Disease-related concerns:

• Asthma: Use with caution in patients with asthma. Non-acetylated salicylate products are associated with cross reactivity in aspirin-sensitive patients, although choline magnesium trisalicylate has been demonstrated to be well tolerated (with respect to respiratory symptoms) in patients with aspirin-sensitive asthma.

• Gastrointestinal disease: Use with caution in patients with gastritis or peptic ulcer disease. Avoid coadministration with ethanol; may enhance GI adverse effects, including GI bleeding.

• Hepatic impairment: Use with caution in patients with acute or chronic hepatic impairment.

• Renal impairment: Use with caution in patients with acute or chronic renal impairment.

Concurrent drug therapy issues:

• Drug-drug interactions: Potentially significant interactions may exist, requiring dose or frequency adjustment, additional monitoring, and/or selection of alternative therapy. Consult drug interactions database for more detailed information.

Special populations:

• Elderly: Use lowest effective dose for shortest period possible in the elderly; they are a high-risk population for adverse effects from salicylates/NSAIDs. Tinnitus may be a difficult and unreliable indication of toxicity due to age-related hearing loss or eighth cranial nerve damage.
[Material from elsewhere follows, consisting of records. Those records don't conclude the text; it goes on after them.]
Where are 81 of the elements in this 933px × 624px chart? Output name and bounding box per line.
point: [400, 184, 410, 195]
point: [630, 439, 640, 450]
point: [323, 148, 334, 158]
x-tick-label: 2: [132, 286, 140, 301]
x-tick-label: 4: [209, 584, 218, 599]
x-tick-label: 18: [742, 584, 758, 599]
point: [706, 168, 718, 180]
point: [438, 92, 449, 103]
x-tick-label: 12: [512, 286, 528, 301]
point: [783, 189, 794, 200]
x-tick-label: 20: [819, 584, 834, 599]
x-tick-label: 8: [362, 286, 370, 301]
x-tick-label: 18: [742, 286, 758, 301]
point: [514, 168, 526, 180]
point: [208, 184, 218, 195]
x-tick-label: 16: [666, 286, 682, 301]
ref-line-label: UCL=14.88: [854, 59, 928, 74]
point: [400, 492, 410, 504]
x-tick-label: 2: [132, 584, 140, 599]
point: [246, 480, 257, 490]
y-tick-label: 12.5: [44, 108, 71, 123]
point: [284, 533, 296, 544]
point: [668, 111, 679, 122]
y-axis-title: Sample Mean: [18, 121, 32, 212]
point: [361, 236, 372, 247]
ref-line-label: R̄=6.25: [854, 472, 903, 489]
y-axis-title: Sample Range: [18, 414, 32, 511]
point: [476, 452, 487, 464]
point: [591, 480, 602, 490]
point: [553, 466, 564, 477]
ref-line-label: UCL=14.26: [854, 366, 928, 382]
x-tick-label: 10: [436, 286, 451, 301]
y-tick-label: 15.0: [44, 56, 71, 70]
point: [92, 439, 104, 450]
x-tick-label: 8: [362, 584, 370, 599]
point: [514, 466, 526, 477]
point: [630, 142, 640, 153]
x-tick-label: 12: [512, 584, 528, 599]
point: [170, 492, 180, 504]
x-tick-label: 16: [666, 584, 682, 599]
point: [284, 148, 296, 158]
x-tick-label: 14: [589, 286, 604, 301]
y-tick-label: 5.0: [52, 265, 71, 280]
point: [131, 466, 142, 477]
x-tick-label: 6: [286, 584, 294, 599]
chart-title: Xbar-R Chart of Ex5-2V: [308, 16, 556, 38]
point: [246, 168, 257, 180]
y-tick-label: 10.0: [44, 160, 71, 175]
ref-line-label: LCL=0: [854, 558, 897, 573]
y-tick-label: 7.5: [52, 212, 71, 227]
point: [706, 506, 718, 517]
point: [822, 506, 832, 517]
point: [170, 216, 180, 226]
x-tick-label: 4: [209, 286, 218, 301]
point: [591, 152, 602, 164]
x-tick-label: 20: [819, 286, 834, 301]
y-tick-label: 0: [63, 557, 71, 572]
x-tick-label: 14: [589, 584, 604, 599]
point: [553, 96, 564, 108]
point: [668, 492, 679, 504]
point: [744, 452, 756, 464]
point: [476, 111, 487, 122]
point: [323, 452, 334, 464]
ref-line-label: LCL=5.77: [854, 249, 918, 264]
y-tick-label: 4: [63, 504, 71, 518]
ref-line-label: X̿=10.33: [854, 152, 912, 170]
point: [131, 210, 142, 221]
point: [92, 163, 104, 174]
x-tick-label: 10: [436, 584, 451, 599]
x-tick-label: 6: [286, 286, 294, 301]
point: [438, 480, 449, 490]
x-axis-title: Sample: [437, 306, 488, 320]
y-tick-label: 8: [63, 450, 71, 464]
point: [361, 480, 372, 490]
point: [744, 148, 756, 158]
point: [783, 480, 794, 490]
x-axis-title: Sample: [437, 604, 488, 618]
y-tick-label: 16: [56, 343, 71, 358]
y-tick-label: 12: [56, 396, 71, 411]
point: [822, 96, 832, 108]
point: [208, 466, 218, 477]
• Pediatric: Children and teenagers who have or are recovering from chickenpox, influenza, or flu-like symptoms should not use salicylate products, including choline magnesium trisalicylate. Changes in behavior (along with nausea and vomiting) may be an early sign of Reye's syndrome; patients should be instructed to contact their healthcare provider if these occur.

Monitoring Parameters

Serum salicylate levels, renal function, hearing changes or tinnitus, abnormal bruising, and response (ie, pain)

Pregnancy Risk Factor

C

Pregnancy Considerations

Animal reproduction studies have not been conducted. Due to the known effects of other salicylates on the fetal cardiovascular system (closure of ductus arteriosus), use during late pregnancy should be avoided.

Patient Education

• Discuss specific use of drug and side effects with patient as it relates to treatment. (HCAHPS: During this hospital stay, were you given any medicine that you had not taken before? Before giving you any new medicine, how often did hospital staff tell you what the medicine was for? How often did hospital staff describe possible side effects in a way you could understand?)

• Patient may experience heartburn, nausea, vomiting, constipation, or diarrhea. Have patient report immediately to prescriber signs of liver problems (dark urine, feeling tired, lack of appetite, nausea, abdominal pain, light-colored stools, vomiting, or yellow skin or eyes); bruising; bleeding; severe abdominal pain; tinnitus; black, tarry, or bloody stools; vomiting blood; hearing impairment; confusion; or hallucinations (HCAHPS).

• Educate patient about signs of a significant reaction (eg, wheezing; chest tightness; fever; itching; bad cough; blue skin color; seizures; or swelling of face, lips, tongue, or throat). Note: This is not a comprehensive list of all side effects. Patient should consult prescriber for additional questions.

Intended Use and Disclaimer: Should not be printed and given to patients. This information is intended to serve as a concise initial reference for healthcare professionals to use when discussing medications with a patient. You must ultimately rely on your own discretion, experience and judgment in diagnosing, treating and advising patients.